The 2 (Wrong) Questions Men Love to Ask About Women






Sometimes people ask questions that there are no right ways to answer. Sometimes they are deliberate trick questions, like, "Why is Obama afraid to show the public his birth certificate?" (the one that is available all over the Internet) or "Do you think she looks better than me?"

But a lot of times people honestly ask the wrong question without knowing it. Here are some I see guys continually asking about women, along with the question they should be asking if they actually want an answer.


#1."Why Do Girls Like Jerks?"








The right question: "What does [girl I am interested in] like in a guy?" Are you attracted to girls based solely on how "nice" or "jerky" they seem?
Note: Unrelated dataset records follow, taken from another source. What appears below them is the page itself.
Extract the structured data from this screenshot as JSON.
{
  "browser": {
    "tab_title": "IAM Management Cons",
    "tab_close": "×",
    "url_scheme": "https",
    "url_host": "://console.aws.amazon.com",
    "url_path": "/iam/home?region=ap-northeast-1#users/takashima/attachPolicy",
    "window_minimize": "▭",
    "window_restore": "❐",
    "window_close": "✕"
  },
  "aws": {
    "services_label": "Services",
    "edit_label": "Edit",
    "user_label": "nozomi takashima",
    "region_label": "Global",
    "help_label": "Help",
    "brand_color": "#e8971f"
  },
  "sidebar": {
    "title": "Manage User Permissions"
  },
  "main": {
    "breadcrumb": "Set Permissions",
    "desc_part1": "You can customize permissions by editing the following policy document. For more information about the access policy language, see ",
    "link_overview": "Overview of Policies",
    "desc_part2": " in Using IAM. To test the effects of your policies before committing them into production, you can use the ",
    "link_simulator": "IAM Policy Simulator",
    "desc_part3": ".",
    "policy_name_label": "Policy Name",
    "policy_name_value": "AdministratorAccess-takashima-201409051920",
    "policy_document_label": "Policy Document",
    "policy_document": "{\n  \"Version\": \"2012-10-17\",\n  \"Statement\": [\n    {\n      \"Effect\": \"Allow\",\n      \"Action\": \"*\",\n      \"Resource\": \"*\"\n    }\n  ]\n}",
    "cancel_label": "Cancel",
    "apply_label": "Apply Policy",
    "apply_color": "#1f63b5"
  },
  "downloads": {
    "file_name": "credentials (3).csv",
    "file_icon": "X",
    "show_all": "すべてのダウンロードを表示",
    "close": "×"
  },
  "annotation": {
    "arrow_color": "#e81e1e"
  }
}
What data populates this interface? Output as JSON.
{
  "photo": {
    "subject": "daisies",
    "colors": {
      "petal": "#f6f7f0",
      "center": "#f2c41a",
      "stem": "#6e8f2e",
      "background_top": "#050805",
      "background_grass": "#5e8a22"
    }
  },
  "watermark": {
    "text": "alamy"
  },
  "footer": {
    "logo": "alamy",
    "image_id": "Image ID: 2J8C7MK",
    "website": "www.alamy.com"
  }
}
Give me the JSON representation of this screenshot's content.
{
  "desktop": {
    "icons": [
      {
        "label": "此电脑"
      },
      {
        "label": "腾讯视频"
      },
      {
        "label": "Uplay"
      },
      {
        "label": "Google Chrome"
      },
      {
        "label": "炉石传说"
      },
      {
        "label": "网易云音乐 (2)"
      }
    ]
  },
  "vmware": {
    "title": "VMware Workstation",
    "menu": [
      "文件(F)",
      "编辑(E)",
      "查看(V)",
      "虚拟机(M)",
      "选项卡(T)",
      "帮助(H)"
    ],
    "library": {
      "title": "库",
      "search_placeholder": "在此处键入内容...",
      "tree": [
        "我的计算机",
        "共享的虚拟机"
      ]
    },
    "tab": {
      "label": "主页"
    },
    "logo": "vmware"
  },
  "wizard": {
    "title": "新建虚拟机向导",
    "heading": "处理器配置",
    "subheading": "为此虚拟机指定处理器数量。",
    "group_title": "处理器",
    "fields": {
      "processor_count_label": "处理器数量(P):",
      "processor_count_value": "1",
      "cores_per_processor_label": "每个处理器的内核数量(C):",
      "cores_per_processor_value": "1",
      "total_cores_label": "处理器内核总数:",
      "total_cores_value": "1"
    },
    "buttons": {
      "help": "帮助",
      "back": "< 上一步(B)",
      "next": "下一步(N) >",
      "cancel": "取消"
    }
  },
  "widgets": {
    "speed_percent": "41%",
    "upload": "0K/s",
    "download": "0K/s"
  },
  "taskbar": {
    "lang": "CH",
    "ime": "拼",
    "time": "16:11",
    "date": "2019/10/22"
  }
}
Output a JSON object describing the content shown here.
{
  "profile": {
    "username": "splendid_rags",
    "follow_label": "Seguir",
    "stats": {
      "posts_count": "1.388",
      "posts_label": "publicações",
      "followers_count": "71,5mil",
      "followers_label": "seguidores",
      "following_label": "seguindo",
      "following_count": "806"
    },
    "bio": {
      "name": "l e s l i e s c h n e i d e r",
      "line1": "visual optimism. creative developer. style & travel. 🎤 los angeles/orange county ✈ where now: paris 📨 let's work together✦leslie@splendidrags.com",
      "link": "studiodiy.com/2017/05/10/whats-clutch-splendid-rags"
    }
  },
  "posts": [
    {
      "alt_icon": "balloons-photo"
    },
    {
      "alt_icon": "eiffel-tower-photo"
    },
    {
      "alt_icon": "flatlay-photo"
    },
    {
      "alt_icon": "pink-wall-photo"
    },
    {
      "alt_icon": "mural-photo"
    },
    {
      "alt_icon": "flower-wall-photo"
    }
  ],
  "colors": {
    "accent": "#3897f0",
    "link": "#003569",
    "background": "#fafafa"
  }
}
Why would they be then? You don't even have to stop being a misogynist to recognize girls evaluate men in more than one dimension. Even a shallow girl looks for more than one thing. What about looks? Money? Fame? Penis size? Any of those could be higher on the checklist than "nice/jerk." And every girl is different. For example, I like a guy who is smart, sarcastic and good at video games. (Hey, I can open my own jars but I can't get past the Meat Circus level of Psychonauts on my own.) One of my friends used to have a thing for blue eyes, and another needed to find a guy that shared her musical talent. And on the other end of the spectrum, I've had friends that just need to check for a penis and they're good.
Being nice is important to us, but it's not a free ticket to the bedroom if you've got none of the other things. Just to be clear, there are actually girls for whom jerkiness is the first thing they're drawn to (or rather, they're drawn to other factors that tend to come packaged with jerkitude). But for a lot of them, this is because they've grown up being mistreated or abused, so trying to take advantage of that makes you a dick.


#2. "Why Do Guys Have to do All the Work to Get a Relationship While Women Just Sit There and Can Pick Any Guy They Want?"

The right question: "Why do I only look at the women that can pick any guy they want?" The problem here is usually a sampling error, and the solution is to take a statistics class. The pool of women you look at to make this observation is going to be skewed toward women you like to look at. Their awkward ugly friend in the corner there can't pick any guy she wants, and you probably haven't even noticed her to the point where you include her in your survey.

No, not that. An ACTUAL ugly girl.

There are a lot of fairly sad, desperate girls out there, a situation I am no stranger to. Lonely, no-luck girls spend plenty of time obsessing over what it will take to get a guy, and often throw aside their dignity in a shameless and often fruitless attempt to pursue one. Then they will have a sob session with their girlfriends about "why doesn't he like me?" It's actually kind of funny when you look back on it.

Anyway, the point is, when you try to remember "every girl" you've met to prove this is true with "every girl," you will remember the most memorable girls and not remember us sad sacks, who are simultaneously asking the same exact same question about guys, probably in the girls' bathroom while crying.